9 Lacertae

Observation data Epoch J2000 Equinox J2000
- Constellation: Lacerta
- Right ascension: 22^{h} 37^{m} 22.41727^{s}
- Declination: +51° 32′ 42.4383″
- Apparent magnitude (V): 4.64

Characteristics
- Evolutionary stage: main sequence
- Spectral type: A9VkA7mA6
- B−V color index: 0.254±0.006

Astrometry
- Radial velocity (R_{v}): +10.1±1.5 km/s
- Proper motion (μ): RA: −51.83 mas/yr Dec.: −103.80 mas/yr
- Parallax (π): 19.00±0.19 mas
- Distance: 172 ± 2 ly (52.6 ± 0.5 pc)
- Absolute magnitude (M_{V}): 1.03

Details
- Mass: 1.71 M_{☉}
- Radius: 3.28 R_{☉}
- Luminosity: 30 L_{☉}
- Surface gravity (log g): 3.64 cgs
- Temperature: 7,464 K
- Metallicity [Fe/H]: −0.20 dex
- Rotational velocity (v sin i): 105 km/s
- Age: 513 Myr
- Other designations: 9 Lac, BD+50°3770, HD 214454, HIP 111674, HR 8613, SAO 34628

Database references
- SIMBAD: data

= 9 Lacertae =

Star in the constellation Lacerta

9 Lacertae is a single star in the northern constellation Lacerta, located 172 light years away from Sun. It is visible to the naked eye as a faint, white-hued star with an apparent visual magnitude of 4.64. This object is moving further from the Earth with a heliocentric radial velocity of +10 km/s.

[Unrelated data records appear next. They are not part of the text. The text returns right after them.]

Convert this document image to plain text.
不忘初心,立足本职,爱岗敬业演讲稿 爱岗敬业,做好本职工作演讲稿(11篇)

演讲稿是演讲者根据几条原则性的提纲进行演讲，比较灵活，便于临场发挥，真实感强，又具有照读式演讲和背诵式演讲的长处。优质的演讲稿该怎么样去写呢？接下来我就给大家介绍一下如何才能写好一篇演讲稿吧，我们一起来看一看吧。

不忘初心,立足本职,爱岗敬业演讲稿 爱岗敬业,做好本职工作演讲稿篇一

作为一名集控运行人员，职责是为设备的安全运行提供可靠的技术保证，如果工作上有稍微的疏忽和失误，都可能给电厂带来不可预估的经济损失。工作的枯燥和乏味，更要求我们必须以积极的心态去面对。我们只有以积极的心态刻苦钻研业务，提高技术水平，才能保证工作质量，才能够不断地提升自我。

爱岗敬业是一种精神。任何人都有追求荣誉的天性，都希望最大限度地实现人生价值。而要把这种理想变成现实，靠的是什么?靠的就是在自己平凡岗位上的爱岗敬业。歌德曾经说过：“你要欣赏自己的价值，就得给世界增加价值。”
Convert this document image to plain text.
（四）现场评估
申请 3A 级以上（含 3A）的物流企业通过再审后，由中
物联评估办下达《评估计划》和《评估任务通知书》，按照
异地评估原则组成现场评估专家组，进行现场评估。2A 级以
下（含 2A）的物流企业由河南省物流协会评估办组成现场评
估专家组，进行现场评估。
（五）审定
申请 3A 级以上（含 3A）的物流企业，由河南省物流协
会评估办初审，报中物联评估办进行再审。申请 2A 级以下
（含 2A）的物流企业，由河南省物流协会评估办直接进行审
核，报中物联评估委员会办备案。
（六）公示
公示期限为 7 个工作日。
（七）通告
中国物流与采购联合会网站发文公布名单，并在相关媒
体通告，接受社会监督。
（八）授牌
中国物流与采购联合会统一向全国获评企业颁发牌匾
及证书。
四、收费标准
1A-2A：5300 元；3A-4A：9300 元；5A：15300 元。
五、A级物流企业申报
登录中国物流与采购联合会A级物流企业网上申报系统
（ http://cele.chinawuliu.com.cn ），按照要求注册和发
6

This is an A-type main-sequence star with a stellar classification of A9VkA7mA6. This notation indicates it has the Hydrogen lines of an A9 star, the Calcium K line of an A7 star, and the metal lines of an A6. It is 513 million years old with a high projected rotational velocity of 105 km/s. The star has 1.7 times the mass of the Sun and about 3.3 times the Sun's radius. It is radiating 30 times the Sun's luminosity from its photosphere at an effective temperature of 7,464 K.